5. Partial vs Fail-Fast Behavior¶
After validation:
- Returns
failwhen no valid rows remain. - Returns
failwhen invalid rows exist andis_partial=False. - Returns
partial_okwhen invalid rows exist andis_partial=True. - Returns
okwhen all rows are valid.
When is_validate=False, CRUD writes proceed directly and emit runtime warnings about unsafe persistence.
Read Path Architecture¶
read(...) is intentionally strict on input and flexible on output.
Input Contract¶
- Queryset must be
.values()-based. batch_sizemust be>= 0.- When
batch_size=0, defaults are auto-selected to1000for streaming mode and100for pagination mode.
Execution Modes¶
- Streaming mode (
page_number=None): iterates queryset in chunks and concatenates into one Polars frame. - Pagination mode (
page_number=<n>): returns only one page plus paginator metadata.
Each mode supports eager (pl.DataFrame) and lazy (pl.LazyFrame) output.
Read Response Metadata¶
read(...) returns (frame, stats) where stats includes:
modebatch_sizetotal_counttotal_pagescurrent_pagehas_nexthas_previous
Write Engine Architecture¶
CRUDProcessor handles database writes and update strategies.

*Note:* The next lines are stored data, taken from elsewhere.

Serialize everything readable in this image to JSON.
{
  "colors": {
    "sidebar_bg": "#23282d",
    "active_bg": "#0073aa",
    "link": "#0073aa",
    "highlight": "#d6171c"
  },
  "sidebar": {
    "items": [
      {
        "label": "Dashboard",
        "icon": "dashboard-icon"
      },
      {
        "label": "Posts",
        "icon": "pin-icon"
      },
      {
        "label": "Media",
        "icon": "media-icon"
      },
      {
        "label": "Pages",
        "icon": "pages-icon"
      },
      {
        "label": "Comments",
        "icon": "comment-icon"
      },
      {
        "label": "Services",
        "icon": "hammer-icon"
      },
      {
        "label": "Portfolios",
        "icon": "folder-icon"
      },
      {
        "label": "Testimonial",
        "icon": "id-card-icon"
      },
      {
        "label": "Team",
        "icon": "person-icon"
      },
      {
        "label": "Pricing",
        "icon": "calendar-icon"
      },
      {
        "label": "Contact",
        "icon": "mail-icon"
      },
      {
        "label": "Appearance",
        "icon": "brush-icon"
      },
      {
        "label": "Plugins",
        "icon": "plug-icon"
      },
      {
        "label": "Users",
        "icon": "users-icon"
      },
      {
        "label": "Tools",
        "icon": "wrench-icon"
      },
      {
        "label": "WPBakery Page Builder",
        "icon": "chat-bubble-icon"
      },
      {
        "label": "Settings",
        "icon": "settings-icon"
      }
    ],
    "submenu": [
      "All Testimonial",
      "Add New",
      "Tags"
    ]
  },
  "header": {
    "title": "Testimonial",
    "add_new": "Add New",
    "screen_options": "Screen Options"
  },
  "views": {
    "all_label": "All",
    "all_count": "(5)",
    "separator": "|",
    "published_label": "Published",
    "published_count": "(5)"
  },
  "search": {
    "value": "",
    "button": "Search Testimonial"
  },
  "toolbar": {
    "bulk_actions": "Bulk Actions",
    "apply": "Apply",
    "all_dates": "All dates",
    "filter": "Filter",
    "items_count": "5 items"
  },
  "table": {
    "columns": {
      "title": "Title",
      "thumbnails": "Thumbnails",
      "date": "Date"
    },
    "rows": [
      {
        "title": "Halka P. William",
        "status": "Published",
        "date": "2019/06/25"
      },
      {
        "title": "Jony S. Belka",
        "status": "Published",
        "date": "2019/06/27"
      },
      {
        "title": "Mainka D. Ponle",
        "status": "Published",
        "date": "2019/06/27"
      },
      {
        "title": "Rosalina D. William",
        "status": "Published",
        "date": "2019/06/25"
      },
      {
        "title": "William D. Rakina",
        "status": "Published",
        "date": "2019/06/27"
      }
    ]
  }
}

Engine & Dialect Resolution¶
- Builds a SQLAlchemy engine from Django
DATABASES. - Supports
sqlite,postgresql, andmysql. - Verifies table existence before writes.
Create Strategy¶
- Uses append semantics (
if_table_exists="append"). - Supports
DataFrameandLazyFrameinputs.
Update Strategies (Upsert)¶
update(...) supports two upsert paths:
- Staging merge mode (
is_temp_table=True, default): writes to temp table, then merges into target table. - Direct upsert mode (
is_temp_table=False): performs dialect-specific conflict update directly.
Before validation, update flow also auto-fills missing model columns by fetching current DB values using primary keys.
Operational Assumptions¶
The kit is opinionated. These are part of normal operation, not optional conventions:
- Models should use UUID primary keys.
- PK and FK columns should define explicit
db_column. read()expects.values()querysets.delete()is not currently exposed inmo_crud_kit.
Troubleshooting the Kit¶
Most issues fall into validation contract mismatches:
- Column errors at create/update start: check UUID PK and explicit
db_columnrequirements. - Rows unexpectedly invalid: inspect validator error column (
POLARS_VALIDATOR_ERROR_COLor__error__info). - FK validation failures: ensure related IDs exist in input frames or database.
- Read rejects queryset: confirm
.values()is called beforeread(). - Update conflict behavior differs by DB: verify chosen mode (
is_temp_table) and target dialect support.